Every foreigner wishing to enter the US must obtain a permit unless the person satisfies at least one of the following requirements:

  • A permanent citizen of the U.S.
  • A resident of the Compact of Free Association States: Palau, Federated States of Micronesia, and the Marshall Islands.
  • A Canadian resident.
  • A citizen of the British Overseas Territories with a connection to Bermuda.
  • A resident of one of the 38 nations which are part of the Visa Waiver Program.

Mexican residents can travel to U.S.A with no passport but under limited circumstances, if they seek to enter the country for less than 72 hours and holding Border Crossing Card. In that case, they will only be permitted to operate within the “border zone.”
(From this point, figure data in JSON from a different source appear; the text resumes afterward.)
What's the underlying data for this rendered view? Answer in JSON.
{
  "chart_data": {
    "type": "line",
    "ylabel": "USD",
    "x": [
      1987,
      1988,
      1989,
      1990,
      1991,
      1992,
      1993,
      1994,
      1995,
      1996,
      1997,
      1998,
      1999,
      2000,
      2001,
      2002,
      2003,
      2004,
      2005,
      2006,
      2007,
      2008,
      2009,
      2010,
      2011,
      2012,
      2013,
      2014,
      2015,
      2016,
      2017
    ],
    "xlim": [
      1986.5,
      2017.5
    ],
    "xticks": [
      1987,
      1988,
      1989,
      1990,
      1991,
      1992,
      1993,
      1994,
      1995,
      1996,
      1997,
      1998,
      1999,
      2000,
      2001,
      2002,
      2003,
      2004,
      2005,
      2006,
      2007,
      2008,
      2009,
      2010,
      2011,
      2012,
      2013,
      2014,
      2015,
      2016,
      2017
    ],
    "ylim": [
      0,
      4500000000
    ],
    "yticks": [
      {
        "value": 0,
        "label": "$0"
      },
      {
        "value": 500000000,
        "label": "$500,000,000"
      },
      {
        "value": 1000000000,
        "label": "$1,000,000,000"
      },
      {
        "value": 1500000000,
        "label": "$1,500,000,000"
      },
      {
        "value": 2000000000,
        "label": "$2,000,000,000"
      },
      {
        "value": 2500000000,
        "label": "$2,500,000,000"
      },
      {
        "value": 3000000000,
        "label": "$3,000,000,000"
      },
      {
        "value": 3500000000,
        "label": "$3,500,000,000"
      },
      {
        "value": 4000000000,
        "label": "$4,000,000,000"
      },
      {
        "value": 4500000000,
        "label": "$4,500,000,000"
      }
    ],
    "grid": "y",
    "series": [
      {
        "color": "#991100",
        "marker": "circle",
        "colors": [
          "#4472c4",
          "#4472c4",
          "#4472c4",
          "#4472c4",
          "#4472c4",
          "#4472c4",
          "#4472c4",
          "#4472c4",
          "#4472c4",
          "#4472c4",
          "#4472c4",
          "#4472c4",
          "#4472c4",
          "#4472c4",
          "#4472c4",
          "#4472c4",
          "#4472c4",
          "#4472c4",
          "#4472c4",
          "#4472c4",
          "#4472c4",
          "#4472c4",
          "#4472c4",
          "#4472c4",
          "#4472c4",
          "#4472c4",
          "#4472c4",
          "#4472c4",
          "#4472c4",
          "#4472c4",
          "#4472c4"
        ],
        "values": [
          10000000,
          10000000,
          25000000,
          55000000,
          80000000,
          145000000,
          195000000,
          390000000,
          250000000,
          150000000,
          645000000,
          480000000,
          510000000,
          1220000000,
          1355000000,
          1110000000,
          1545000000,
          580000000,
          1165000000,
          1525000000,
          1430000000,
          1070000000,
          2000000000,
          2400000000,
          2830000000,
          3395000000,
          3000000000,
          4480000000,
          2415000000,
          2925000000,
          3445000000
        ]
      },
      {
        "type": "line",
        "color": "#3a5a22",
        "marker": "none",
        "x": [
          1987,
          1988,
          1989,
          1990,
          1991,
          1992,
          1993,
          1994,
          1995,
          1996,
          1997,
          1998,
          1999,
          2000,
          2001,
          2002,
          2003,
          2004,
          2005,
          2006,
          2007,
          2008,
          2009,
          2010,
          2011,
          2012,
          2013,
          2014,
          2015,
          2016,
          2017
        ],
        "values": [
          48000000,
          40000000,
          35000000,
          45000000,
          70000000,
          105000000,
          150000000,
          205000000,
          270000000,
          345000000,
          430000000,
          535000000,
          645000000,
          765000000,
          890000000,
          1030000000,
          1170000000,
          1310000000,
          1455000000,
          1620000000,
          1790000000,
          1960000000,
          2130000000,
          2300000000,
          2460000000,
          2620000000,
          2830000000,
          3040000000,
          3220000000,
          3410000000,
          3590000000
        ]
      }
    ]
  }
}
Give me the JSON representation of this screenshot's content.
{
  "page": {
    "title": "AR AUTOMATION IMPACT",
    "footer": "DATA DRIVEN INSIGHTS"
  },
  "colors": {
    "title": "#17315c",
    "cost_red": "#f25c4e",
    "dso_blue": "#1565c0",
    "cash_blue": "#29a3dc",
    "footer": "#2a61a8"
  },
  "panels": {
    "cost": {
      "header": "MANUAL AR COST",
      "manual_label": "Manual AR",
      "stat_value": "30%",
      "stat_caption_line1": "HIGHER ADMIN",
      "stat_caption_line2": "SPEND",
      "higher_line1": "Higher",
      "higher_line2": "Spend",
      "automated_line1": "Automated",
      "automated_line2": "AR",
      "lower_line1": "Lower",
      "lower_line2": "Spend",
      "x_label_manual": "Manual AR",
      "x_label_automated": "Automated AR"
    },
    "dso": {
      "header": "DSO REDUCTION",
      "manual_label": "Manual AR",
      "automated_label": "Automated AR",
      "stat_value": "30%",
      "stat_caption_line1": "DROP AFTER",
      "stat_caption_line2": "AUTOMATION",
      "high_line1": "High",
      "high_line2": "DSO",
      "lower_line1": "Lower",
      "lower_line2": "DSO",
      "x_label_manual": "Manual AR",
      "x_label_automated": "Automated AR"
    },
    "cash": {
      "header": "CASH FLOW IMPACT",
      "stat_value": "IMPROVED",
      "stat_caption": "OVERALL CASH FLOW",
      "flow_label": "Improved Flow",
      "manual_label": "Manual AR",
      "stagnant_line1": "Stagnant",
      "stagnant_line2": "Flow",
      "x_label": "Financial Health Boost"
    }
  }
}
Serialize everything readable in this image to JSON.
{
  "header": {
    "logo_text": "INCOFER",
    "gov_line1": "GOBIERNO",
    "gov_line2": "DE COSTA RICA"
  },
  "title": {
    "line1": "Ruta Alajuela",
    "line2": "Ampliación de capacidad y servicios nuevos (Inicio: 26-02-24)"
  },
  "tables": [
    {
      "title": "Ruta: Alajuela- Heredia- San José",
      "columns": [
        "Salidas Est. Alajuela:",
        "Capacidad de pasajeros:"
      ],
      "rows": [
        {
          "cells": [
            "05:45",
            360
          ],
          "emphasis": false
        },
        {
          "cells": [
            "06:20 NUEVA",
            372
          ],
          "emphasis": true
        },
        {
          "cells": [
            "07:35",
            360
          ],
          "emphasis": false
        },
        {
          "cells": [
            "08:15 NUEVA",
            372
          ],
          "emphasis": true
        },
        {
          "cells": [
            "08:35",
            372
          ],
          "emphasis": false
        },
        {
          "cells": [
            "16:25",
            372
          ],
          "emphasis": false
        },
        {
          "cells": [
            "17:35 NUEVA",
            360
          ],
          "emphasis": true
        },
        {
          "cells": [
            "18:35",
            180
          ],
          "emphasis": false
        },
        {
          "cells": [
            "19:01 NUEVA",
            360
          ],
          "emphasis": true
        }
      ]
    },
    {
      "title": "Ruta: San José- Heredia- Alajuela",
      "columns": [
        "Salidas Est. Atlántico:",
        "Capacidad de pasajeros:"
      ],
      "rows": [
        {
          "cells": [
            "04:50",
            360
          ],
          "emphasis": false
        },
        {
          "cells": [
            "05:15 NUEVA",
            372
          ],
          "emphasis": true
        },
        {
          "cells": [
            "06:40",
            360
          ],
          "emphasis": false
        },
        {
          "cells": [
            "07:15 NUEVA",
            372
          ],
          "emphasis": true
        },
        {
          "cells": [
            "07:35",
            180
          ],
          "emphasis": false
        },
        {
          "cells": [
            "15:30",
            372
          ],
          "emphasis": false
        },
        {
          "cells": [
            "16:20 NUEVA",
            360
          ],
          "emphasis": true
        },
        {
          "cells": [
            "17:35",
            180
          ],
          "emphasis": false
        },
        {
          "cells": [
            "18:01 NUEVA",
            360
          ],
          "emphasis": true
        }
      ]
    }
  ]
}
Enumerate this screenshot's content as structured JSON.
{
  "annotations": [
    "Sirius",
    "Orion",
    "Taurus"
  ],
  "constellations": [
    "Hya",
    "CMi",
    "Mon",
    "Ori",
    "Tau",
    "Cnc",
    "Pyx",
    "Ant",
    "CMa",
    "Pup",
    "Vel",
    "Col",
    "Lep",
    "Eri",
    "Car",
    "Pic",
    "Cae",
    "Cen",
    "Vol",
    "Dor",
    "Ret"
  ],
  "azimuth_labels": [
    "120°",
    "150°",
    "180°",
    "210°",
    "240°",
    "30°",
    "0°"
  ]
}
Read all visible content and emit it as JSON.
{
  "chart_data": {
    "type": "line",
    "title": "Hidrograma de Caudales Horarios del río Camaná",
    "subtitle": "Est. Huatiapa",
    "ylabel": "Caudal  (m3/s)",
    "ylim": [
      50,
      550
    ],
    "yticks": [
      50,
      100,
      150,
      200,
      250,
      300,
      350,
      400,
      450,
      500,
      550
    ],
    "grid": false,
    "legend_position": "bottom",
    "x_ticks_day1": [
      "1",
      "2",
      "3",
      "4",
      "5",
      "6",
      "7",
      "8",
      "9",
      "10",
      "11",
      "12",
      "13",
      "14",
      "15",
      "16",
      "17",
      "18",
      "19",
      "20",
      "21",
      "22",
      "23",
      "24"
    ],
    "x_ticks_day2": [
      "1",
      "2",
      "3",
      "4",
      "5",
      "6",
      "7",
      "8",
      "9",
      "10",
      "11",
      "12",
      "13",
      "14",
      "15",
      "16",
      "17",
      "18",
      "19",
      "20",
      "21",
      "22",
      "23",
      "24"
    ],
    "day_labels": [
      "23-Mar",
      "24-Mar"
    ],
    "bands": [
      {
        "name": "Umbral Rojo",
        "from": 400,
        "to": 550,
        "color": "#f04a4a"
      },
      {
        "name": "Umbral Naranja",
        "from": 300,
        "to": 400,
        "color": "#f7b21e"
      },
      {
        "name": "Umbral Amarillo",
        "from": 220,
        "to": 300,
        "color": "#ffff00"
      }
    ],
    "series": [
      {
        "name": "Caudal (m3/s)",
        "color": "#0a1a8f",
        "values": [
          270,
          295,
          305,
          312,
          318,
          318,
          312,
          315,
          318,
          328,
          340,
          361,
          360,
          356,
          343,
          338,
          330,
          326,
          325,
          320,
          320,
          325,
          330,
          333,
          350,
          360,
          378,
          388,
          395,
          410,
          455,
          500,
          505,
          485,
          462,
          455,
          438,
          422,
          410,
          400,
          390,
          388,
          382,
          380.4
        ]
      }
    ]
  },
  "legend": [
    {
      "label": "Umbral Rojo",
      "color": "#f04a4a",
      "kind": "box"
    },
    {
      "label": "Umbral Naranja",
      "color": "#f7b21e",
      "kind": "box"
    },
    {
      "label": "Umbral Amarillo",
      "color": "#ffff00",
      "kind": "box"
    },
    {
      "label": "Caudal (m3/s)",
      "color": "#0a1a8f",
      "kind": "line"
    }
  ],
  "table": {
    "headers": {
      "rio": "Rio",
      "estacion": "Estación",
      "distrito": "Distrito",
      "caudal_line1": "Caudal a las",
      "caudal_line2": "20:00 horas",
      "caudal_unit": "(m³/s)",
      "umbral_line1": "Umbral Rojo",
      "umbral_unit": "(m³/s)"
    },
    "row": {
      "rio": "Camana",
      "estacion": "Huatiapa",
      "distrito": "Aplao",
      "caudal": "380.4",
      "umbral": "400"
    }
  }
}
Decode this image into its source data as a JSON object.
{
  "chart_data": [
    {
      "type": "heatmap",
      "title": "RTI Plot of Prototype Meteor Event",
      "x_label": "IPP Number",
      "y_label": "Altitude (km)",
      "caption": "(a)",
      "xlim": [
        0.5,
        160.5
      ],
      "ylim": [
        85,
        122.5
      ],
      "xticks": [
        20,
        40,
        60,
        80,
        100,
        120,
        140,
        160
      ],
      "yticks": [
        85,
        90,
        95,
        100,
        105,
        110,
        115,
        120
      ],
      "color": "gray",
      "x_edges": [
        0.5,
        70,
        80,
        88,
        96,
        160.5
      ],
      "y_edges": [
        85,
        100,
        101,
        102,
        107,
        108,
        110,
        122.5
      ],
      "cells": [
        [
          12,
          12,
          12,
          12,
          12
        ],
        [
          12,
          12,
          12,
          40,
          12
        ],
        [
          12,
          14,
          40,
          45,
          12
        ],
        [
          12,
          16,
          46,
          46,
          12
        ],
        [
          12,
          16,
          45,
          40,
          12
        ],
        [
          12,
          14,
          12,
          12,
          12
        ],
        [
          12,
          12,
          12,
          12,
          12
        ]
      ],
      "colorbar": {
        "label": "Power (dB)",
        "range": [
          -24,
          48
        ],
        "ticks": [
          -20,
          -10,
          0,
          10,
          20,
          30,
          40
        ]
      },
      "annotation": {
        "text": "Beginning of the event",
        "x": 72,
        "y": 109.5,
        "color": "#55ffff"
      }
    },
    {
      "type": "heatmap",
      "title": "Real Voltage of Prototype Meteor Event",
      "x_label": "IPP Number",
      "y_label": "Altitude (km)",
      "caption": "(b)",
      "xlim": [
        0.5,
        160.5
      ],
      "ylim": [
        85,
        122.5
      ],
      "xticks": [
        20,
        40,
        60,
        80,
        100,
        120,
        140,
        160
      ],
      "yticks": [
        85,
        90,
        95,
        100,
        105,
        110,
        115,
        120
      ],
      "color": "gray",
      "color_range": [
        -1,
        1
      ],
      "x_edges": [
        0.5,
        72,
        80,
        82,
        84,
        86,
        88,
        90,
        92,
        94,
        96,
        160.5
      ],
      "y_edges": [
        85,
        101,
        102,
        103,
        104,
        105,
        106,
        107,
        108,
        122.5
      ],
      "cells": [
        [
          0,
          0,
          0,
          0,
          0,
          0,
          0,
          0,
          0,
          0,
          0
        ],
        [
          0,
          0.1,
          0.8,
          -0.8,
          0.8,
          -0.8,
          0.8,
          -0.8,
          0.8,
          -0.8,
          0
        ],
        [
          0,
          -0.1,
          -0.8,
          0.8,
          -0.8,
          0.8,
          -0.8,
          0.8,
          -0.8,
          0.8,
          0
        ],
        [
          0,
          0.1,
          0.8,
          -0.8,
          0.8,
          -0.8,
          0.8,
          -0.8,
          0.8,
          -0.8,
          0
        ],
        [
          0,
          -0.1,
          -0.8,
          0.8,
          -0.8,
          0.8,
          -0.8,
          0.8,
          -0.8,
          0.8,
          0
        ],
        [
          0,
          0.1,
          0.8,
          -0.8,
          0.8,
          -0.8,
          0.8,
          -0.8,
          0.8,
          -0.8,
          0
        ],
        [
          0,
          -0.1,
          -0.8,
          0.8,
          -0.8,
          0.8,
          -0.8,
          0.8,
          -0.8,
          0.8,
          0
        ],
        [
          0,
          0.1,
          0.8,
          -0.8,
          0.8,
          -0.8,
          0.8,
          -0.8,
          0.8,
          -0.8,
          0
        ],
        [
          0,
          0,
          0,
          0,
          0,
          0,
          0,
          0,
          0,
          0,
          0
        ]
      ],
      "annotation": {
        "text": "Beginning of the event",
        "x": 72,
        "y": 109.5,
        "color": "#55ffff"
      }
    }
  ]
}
Despite the 185 different categories of visas, there are two major types of U.S visas:

  • Immigration visa – for individuals to immigrate to America. The person’s immigrant visa is processed for a permanent resident card at the port entry.
  • Non immigration visa – for temporary visits including business, work, tour, studying, visiting family, and so on.

Exit Visas

Exit visas are not compulsory.  Nevertheless, the United States government requires all the U.S and foreign citizens living the US by air for Mexico, Bermuda, Canada or countries in the Caribbean apart from the West Indies to have a valid passport since October 1, 2007. Although travelers may not be required to produce a visa to enter a particular country, they must have a valid passport booklet when departing from the U.S and to satisfy the immigration authorities.

Those exempted from holding a valid passport booklet should have one of the following:

  • U.S Permanent Resident Card.
  • U.S Military ID Card and on official duty.
  • Emergency Travel Document issued by a Foreign Embassy.
  • US Merchant Mariner Card.

Visa Processing Time

The U.S laws governing policy indicated that visa delivery should take less than 30 days from time of application. However, most cases that demand administrative processing may take longer. When such administrative processing is mandatory, the timing will differ based on individual circumstances of each case.